Kawa na ławę i nowe znajomości

Więc gdy stajemy nagle przed jakąś decyzją, cokolwiek by to nie było: wyruszenie w śniegową pogodę czy napisanie głupiego maila do kogoś, kto nam nie chce wyjść z głowy, nawet jeśli wiemy, że ten email jest zupełnie bez sensu. Wybranie śniadania. Wina. Smaku herbaty. Są tylko dwa wyjścia: wybrać i zrozumieć, że to dobry wybór, lub męczyć się w jedną i w drugą stronę bez końca.

Najśmieszniejsze jest to, i o tym nikt nam nigdy nie mówi, że tak naprawdę jest tylko jeden wybór i to zupełnie nie istotne, który wybór wybierzemy! Tak, brzmi to może bez sensu, ale absolutnie tak właśnie jest. Nie ważne, czy wybierzemy okno, czy drzwi - wchodzimy do tego samego domu. Zawsze! To takie niesamowite. Muszę o tym pamiętać. Koniecznie. I przestać zamęczać się balansowaniem między wyborami. Bo każdy wybór jest jak wybieranie między jabłkami a jabłkami. Między truskawką a truskawką.
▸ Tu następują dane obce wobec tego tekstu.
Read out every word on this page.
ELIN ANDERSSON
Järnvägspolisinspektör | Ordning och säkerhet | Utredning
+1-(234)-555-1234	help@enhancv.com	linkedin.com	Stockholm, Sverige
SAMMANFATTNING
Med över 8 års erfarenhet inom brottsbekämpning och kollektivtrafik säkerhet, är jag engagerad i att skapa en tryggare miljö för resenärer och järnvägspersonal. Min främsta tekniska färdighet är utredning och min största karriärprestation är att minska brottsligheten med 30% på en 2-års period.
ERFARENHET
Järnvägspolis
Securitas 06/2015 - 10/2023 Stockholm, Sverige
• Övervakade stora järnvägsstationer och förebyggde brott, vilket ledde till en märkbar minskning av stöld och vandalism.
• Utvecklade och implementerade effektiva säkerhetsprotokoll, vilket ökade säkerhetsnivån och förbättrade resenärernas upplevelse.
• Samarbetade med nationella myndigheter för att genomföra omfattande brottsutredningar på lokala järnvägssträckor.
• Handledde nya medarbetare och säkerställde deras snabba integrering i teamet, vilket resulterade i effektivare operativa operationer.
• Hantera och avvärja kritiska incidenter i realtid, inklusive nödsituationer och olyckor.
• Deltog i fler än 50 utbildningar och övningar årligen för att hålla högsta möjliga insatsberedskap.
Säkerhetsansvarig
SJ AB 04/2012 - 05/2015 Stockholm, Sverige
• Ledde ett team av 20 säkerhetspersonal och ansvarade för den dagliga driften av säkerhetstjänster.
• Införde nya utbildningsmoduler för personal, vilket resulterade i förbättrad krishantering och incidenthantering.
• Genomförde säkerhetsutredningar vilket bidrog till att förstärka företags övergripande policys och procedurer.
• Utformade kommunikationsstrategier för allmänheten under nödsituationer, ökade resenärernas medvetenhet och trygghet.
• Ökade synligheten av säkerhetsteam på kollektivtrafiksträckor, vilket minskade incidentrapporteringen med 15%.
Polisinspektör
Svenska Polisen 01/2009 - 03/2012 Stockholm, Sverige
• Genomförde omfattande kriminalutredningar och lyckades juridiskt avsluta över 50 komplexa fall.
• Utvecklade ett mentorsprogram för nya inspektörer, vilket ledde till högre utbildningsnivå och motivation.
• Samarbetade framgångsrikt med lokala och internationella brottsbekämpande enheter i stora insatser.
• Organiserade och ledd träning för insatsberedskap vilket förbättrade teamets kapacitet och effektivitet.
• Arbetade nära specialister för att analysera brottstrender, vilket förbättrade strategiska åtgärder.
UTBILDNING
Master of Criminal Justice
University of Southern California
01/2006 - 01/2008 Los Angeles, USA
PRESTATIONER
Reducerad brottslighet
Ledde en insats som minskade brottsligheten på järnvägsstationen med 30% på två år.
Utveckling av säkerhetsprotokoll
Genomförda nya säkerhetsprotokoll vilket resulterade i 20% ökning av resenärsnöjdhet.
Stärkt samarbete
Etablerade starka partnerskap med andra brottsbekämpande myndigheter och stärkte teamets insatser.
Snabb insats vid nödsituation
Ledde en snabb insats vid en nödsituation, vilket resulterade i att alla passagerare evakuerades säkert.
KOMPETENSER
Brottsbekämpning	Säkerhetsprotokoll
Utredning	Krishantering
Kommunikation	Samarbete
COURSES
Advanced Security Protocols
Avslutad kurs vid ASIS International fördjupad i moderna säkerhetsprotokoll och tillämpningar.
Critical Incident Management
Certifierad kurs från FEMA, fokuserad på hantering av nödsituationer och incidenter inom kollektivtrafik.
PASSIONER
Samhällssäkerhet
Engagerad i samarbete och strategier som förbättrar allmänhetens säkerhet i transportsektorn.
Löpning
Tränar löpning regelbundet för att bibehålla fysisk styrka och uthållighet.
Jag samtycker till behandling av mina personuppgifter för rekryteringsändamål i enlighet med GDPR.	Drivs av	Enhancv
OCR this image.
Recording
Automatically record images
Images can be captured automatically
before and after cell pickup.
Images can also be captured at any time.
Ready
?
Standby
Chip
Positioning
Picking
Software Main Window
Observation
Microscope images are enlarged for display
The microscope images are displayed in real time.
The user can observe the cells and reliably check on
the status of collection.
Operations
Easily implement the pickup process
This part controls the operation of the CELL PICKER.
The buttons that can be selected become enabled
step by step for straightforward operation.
Gadam od rzeczy. Oczy mi się zamykają, a pranie wciąż się nie wysuszyło, nie wspominając o następnym czekającym. Nie wiem o co chodzi z I. Nagle chce mi tłumaczyć teorię latania. W sobotę wieczorem. Bez powodu. Chce mi pomóc. Dziwne to wszystko.

I tak cały wieczór spędziłam na telefonach. Do tego stopnia, że wciąż nie oddzwoniłam na jeden, a inne walczyły o siebie w tym samym czasie.

Mój niemiecki żołnierz uśmiecha się do mnie.

A na stole leży wiekie zdjęcia mojego nowego bejbika: pięknego aeroplana świeżo dostarczonego przez pocztę. Gdzie zawiśnie? W sypialni? W salonie?

Więc dziś poznałam V. Tak, natknęło mnie wczoraj, choć tak mi się nie chciało, ale dziś doszłam do wniosku, że trzeba jednak ruszyć tyłek i poznac nowych ludzi. Czułam się jak idiotka, bo przecież zupełnie nie mówię po rosyjsku, więc nasza wymiana językowa szła dość mocno w jedną stronę. Bo V. ćwiczy swój polski a ja że niby rosyjski. Zrozumiałam znów, jak fajnie by było pogadać tak po serbsku. Eh.

Lepiej już pójdę spać. Snów do naśnienia, trzeba zmienić te głupie, co śniły mi sie dziś. O czym to było? Ah, o inwazji jakiejś, o zamienianiu ludzi w coś. Jakiś facet, który mi wytłumaczył, że i tak wyszscy będą musieć przejść tę transformację. Więc lepiej, żebym przeszła z nim niż z kimś obcym. Tę transformację można było przejść tylko z otwartymi oczami. Moje oczy były zamknięte, ale wiedziałam, że jestem zmieniona, przetransferowana.
I wtedy zaczęłam żyć w tym nowym świecie. I co? I wcale nie było tak źle.

I co to znaczy? Może ktoś mnei sprowadzi na jakąś inną drogę, której się boję, która wydaje mi się jakimś końcem świata, a wcale nie jest i okaże się całkiem w porządku?

A może powinnam iść już spać i przyśnić coś sensowniejszego.